Eligibility and Determining Level of Care
In order to qualify for hospice care, the patient’s doctor, and often a hospice doctor as well, must determine that the patient is terminally ill, with a life expectancy of six months or less; the decision to treat someone at a higher level of care falls to the hospice physician.

Additional Services
Our hospice aides provide bathing, and personal care on an intermittent basis. Their visit frequency is determined by the Registered Nurse in accordance with patient need and medicare guidelines.
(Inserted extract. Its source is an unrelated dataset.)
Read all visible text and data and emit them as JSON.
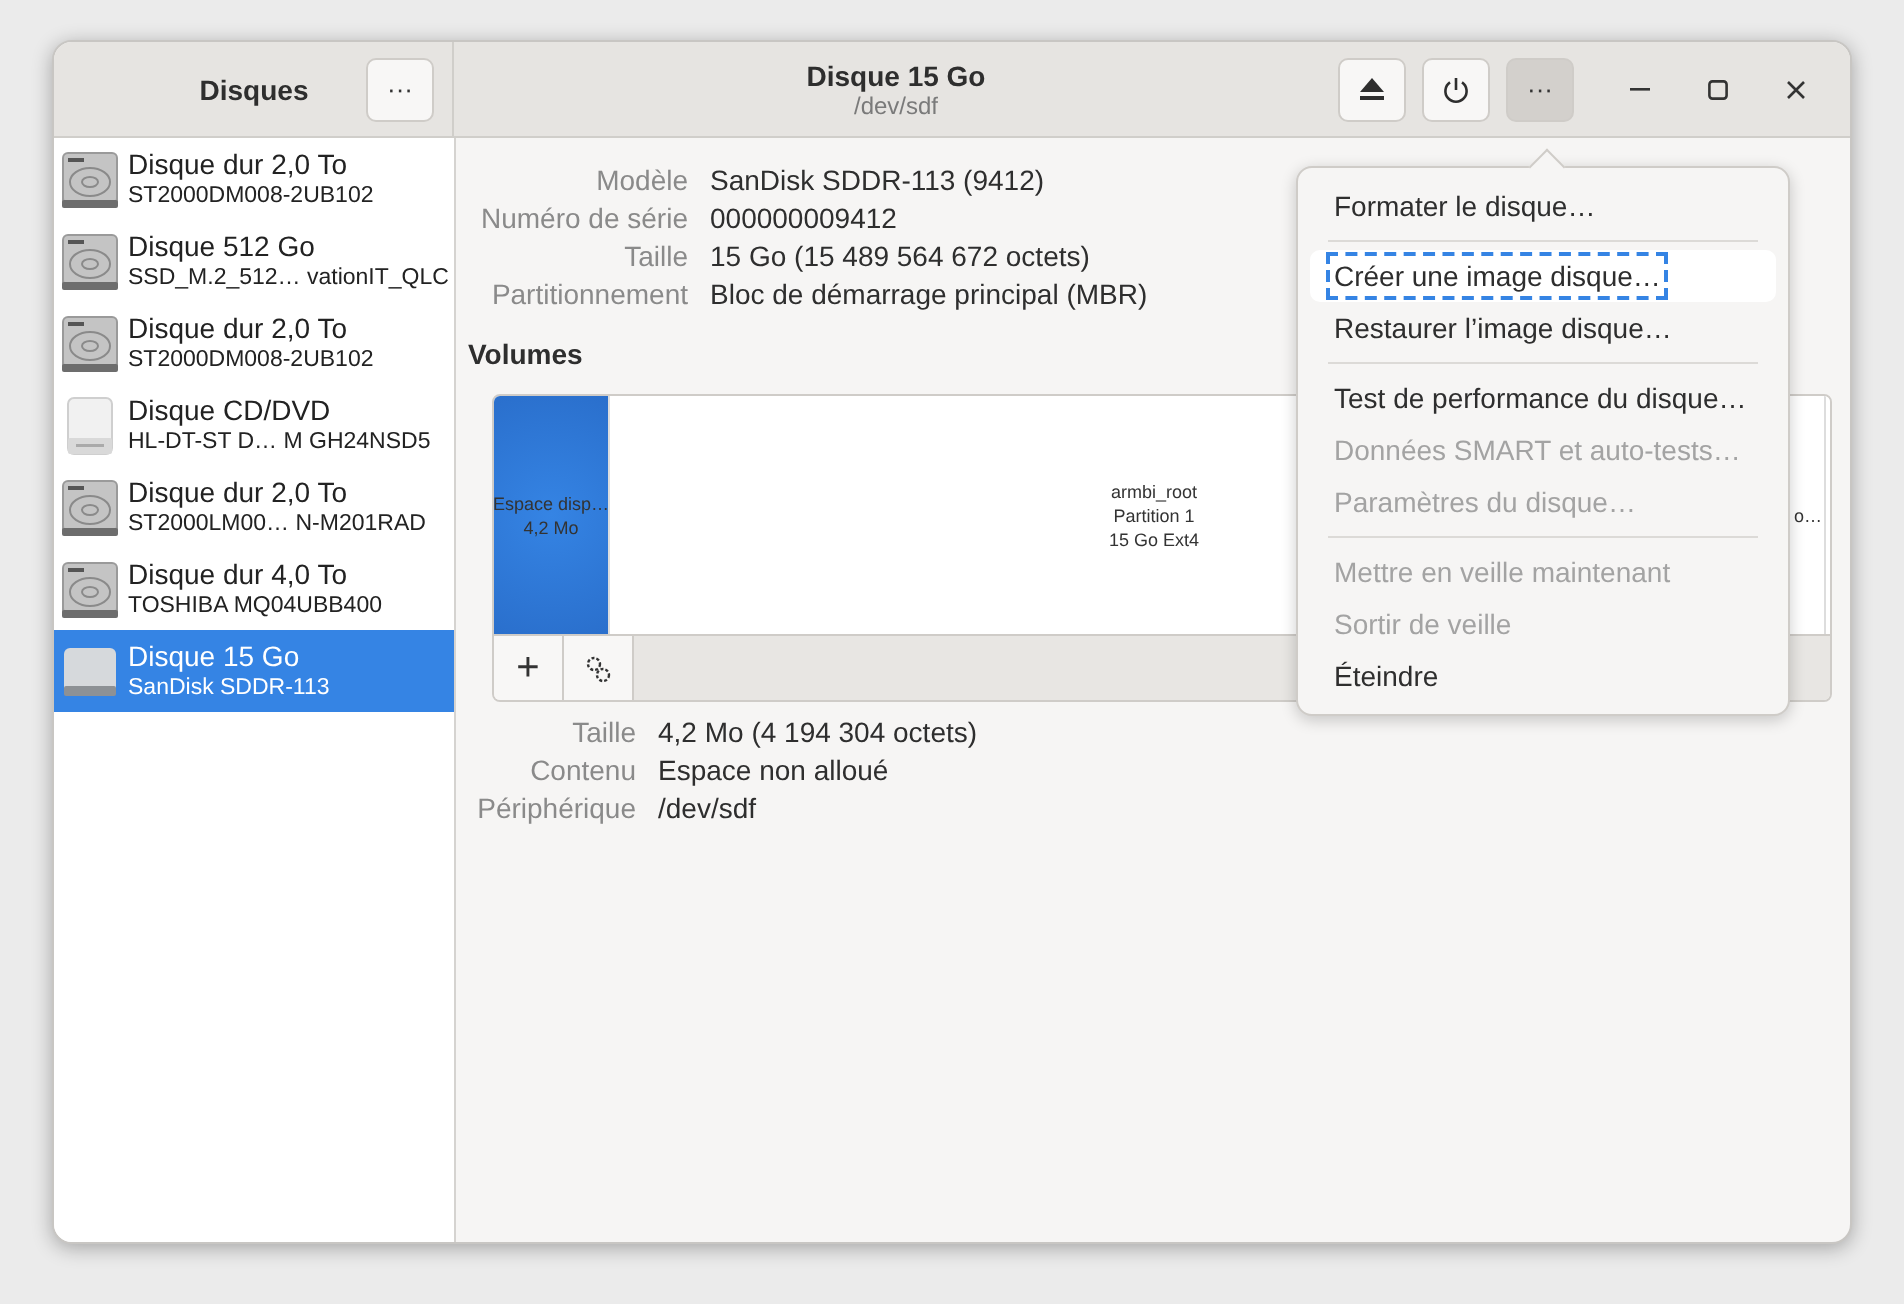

Hospice aide visits generally last 45 minutes to an hour, with a care plan developed by the Registered Nurse. Often, a patient’s needs exceed the family’s ability to manage and fall beyond the scope of hospice services. In these instances, a family may decide to seek additional care in the form of Personal Assistance Services. While Pathway Hospice also maintains a license to provide PAS in the State of Texas, we think it is important to focus on what we do best. To better serve our patients and families, we partner with several excellent PAS agencies and can provide information upon request.